A standard phrase used by Communists and their sympathizers in the West to excuse hostile actions against recalcitrants living under Communist regimes, including mass killings, was “You can’t make an omelet without breaking eggs”.
People were just eggs to be shattered. Regrettable, but necessary in order to overcome the evils of capitalism.
Many Americans who were “Communist Sympathizers” were so because they bought into the ideal. If you read the Communist Manifesto by Karl Marx, it is full of a lot of idealistic, flowery stuff that just didn’t exist in reality.

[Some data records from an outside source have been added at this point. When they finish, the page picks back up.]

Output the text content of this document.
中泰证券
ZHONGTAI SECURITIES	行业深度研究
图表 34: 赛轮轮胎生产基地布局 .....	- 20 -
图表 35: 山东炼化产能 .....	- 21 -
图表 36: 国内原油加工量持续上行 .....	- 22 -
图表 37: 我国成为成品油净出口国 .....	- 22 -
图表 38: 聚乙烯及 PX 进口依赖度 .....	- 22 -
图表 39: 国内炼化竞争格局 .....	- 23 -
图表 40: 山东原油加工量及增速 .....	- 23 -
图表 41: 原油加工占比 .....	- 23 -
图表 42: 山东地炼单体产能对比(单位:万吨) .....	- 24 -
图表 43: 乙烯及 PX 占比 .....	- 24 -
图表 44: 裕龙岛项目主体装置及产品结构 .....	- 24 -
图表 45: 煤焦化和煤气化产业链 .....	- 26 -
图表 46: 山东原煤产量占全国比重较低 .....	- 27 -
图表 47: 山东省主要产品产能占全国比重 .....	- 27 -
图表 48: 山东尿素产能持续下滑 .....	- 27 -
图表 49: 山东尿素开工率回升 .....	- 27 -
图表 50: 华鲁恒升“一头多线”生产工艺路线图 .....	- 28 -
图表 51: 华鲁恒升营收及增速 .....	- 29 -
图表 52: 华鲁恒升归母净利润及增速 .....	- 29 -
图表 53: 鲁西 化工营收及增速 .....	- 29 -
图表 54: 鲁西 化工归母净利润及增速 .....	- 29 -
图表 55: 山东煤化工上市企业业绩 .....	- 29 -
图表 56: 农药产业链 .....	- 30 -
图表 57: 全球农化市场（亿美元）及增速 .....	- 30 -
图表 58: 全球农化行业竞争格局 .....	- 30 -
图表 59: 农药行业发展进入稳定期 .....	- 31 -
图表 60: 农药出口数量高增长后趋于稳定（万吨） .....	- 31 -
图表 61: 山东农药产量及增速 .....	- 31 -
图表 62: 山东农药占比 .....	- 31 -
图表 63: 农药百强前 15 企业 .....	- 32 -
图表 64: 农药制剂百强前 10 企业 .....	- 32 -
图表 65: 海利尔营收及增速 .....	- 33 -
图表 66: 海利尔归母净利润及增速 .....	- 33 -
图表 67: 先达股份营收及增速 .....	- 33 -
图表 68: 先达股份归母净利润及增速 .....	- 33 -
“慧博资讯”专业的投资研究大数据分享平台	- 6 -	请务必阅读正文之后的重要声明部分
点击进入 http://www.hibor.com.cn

It wasn’t as clear as you think, at least not until the Berlin Wall, which was a stark symbol of imprisonment. It wasn’t nearly as easy to get news/information back then, and even then some sympathizers believed it was western propaganda.

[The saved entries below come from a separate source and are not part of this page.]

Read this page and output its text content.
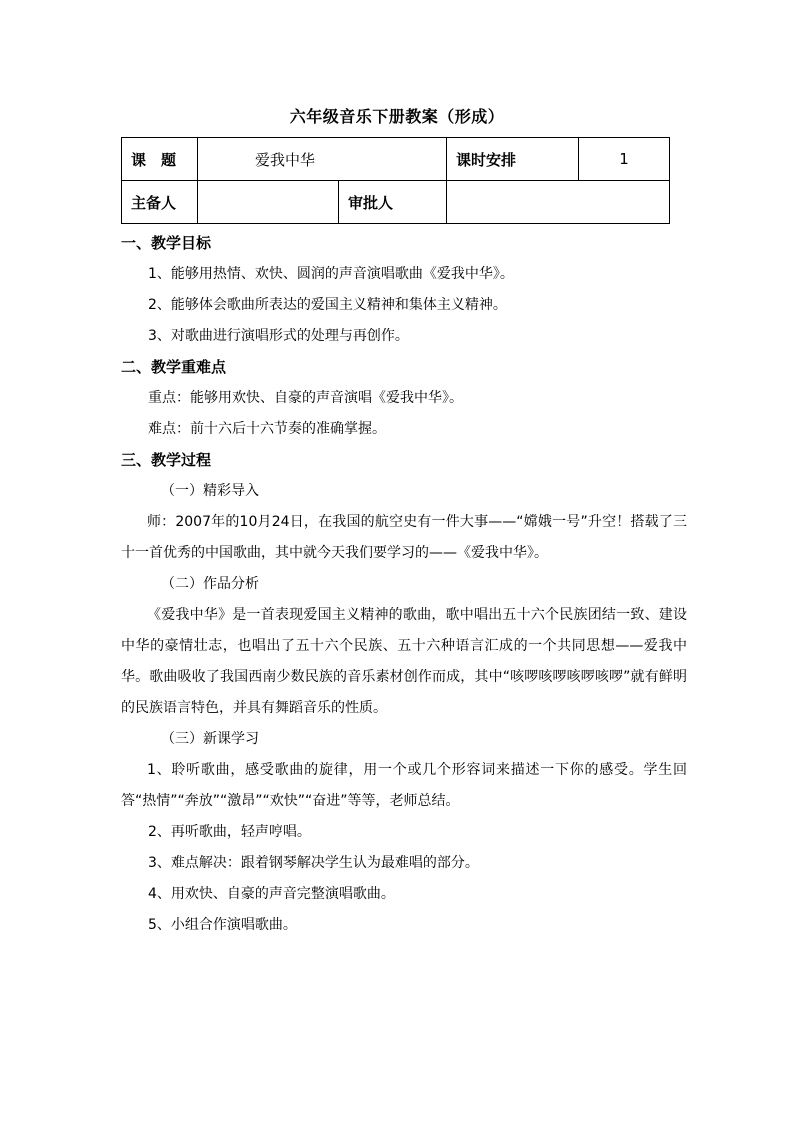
六年级音乐下册教案（形成）
课　题	爱我中华		课时安排	1
主备人		审批人		

一、教学目标

1、能够用热情、欢快、圆润的声音演唱歌曲《爱我中华》。

2、能够体会歌曲所表达的爱国主义精神和集体主义精神。

3、对歌曲进行演唱形式的处理与再创作。

二、教学重难点

重点：能够用欢快、自豪的声音演唱《爱我中华》。

难点：前十六后十六节奏的准确掌握。

三、教学过程

（一）精彩导入

师：2007年的10月24日，在我国的航空史有一件大事——“嫦娥一号”升空！搭载了三十一首优秀的中国歌曲，其中就今天我们要学习的——《爱我中华》。

（二）作品分析

《爱我中华》是一首表现爱国主义精神的歌曲，歌中唱出五十六个民族团结一致、建设中华的豪情壮志，也唱出了五十六个民族、五十六种语言汇成的一个共同思想——爱我中华。歌曲吸收了我国西南少数民族的音乐素材创作而成，其中“咳啰咳啰咳啰咳啰”就有鲜明的民族语言特色，并具有舞蹈音乐的性质。

（三）新课学习

1、聆听歌曲，感受歌曲的旋律，用一个或几个形容词来描述一下你的感受。学生回答“热情”“奔放”“激昂”“欢快”“奋进”等等，老师总结。

2、再听歌曲，轻声哼唱。

3、难点解决：跟着钢琴解决学生认为最难唱的部分。

4、用欢快、自豪的声音完整演唱歌曲。

5、小组合作演唱歌曲。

I see a lot of ethnocentrism in this thread.
This is the key word. We know Communism was much more ideological than our capitalistic freedom. We know that. Because our way is clearly better. Ask the Native Americans, they are grateful that we dealt with their forbears properly, in order to build this great country.
I recall hearing a preacher in the '60s say “Free men are not equal and equal men are not free.” It was anti-civil-rights BS, but the basic statement has validity to it. “Freedom” is a dreadfully overplayed theme, which is being used unironically to try to lead the US right down the path of authoritarianism. It is difficult to see the difference between the goals of the American Right Wing and the Soviet Politburo, or that Russia today is an improvement over the RSFSR.

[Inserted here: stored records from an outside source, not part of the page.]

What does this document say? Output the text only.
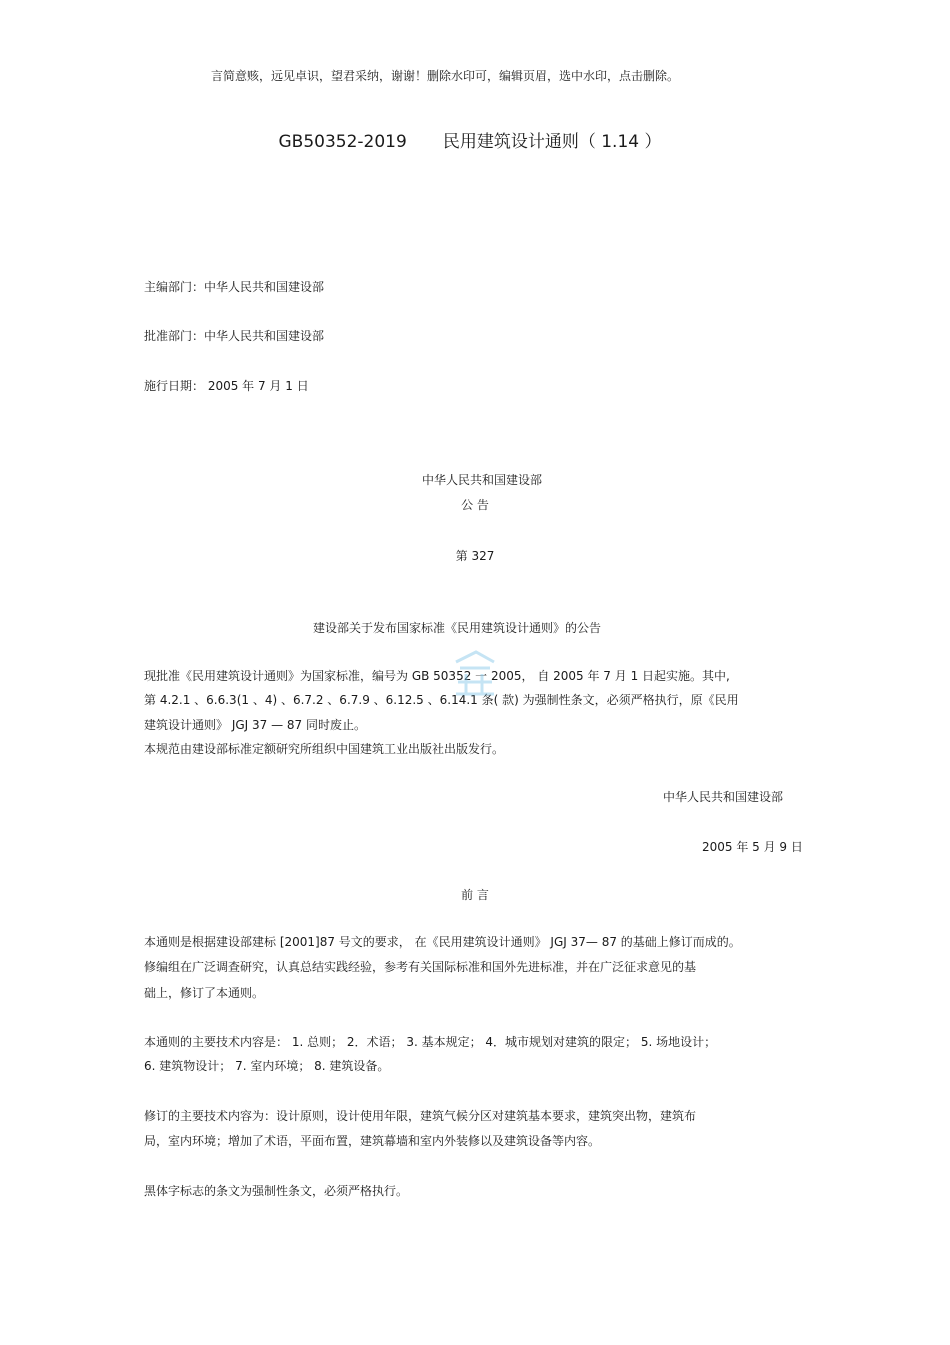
言简意赅，远见卓识，望君采纳，谢谢！删除水印可，编辑页眉，选中水印，点击删除。
GB50352-2019 民用建筑设计通则（ 1.14 ）
主编部门：中华人民共和国建设部
批准部门：中华人民共和国建设部
施行日期： 2005 年 7 月 1 日
中华人民共和国建设部
公 告
第 327
建设部关于发布国家标准《民用建筑设计通则》的公告
现批准《民用建筑设计通则》为国家标准，编号为 GB 50352 一 2005， 自 2005 年 7 月 1 日起实施。其中,
第 4.2.1 、6.6.3(1 、4) 、6.7.2 、6.7.9 、6.12.5 、6.14.1 条( 款) 为强制性条文，必须严格执行，原《民用
建筑设计通则》 JGJ 37 — 87 同时废止。
本规范由建设部标准定额研究所组织中国建筑工业出版社出版发行。
中华人民共和国建设部
2005 年 5 月 9 日
前 言
本通则是根据建设部建标 [2001]87 号文的要求， 在《民用建筑设计通则》 JGJ 37— 87 的基础上修订而成的。
修编组在广泛调查研究，认真总结实践经验，参考有关国际标准和国外先进标准，并在广泛征求意见的基
础上，修订了本通则。
本通则的主要技术内容是： 1. 总则； 2．术语； 3. 基本规定； 4．城市规划对建筑的限定； 5. 场地设计；
6. 建筑物设计； 7. 室内环境； 8. 建筑设备。
修订的主要技术内容为：设计原则，设计使用年限，建筑气候分区对建筑基本要求，建筑突出物，建筑布
局，室内环境；增加了术语，平面布置，建筑幕墙和室内外装修以及建筑设备等内容。
黑体字标志的条文为强制性条文，必须严格执行。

It seems to be a human defect, that we want to delegate our autonomy to a strong leader. It is the theme of history, and no matter how carefully we design our systems, if there is a mechanism of power, someone will try to gain control of it, and the rest of us will let them.
Machiavelli was right: all a nation needs is for the majority of its citizens to be reasonably content (mostly not too terribly oppressed) and the government will persist. Even in the most totalitarian regime, democracy ultimately underlies it, and when conditions become untenable, the government will fall. As long as the more powerful among us are able to maintain a reasonable standard of living for the less powerful among us, it will be fine, until those powerful ones become too ambitious and decide they want to take more than the system will tolerate, and then it all falls apart.
How many of them traveled around freely finding and looking at whatever they wanted or carefully shepherded. I had a girlfriend who went on a trip to China for two weeks in 1980, covering from Shanghai to Beijing. No single thing did they see, no place did they eat that wasn’t selected by their guides.
The latter was sort of understandable as there was very little tourist infrastructure in the country at the time but they weren’t allowed to wander around at will, either in cities or in rural areas.
Even this simple fact, that they weren’t allowed to move around at will, should have been a red flag to anyone visiting, no matter how nice the things they saw were
One would think so but WYSIWYG even without preconceptions. Even Billy Graham, certainly no pinko-commie, was awed by his dinner during his 1992 Moscow trip saying, “Your average American doesn’t eat like this,” to his hosts.
as Horatius observed, during the 30’s US Communists were happy with Stalin until he signed treaty with Hitler
However much one disparages Ayn Rand, I find this quote from “Atlas Shrugged” topical:
they made it sound like anyone who’d oppose the plan was a child killer at heart and less than a human being.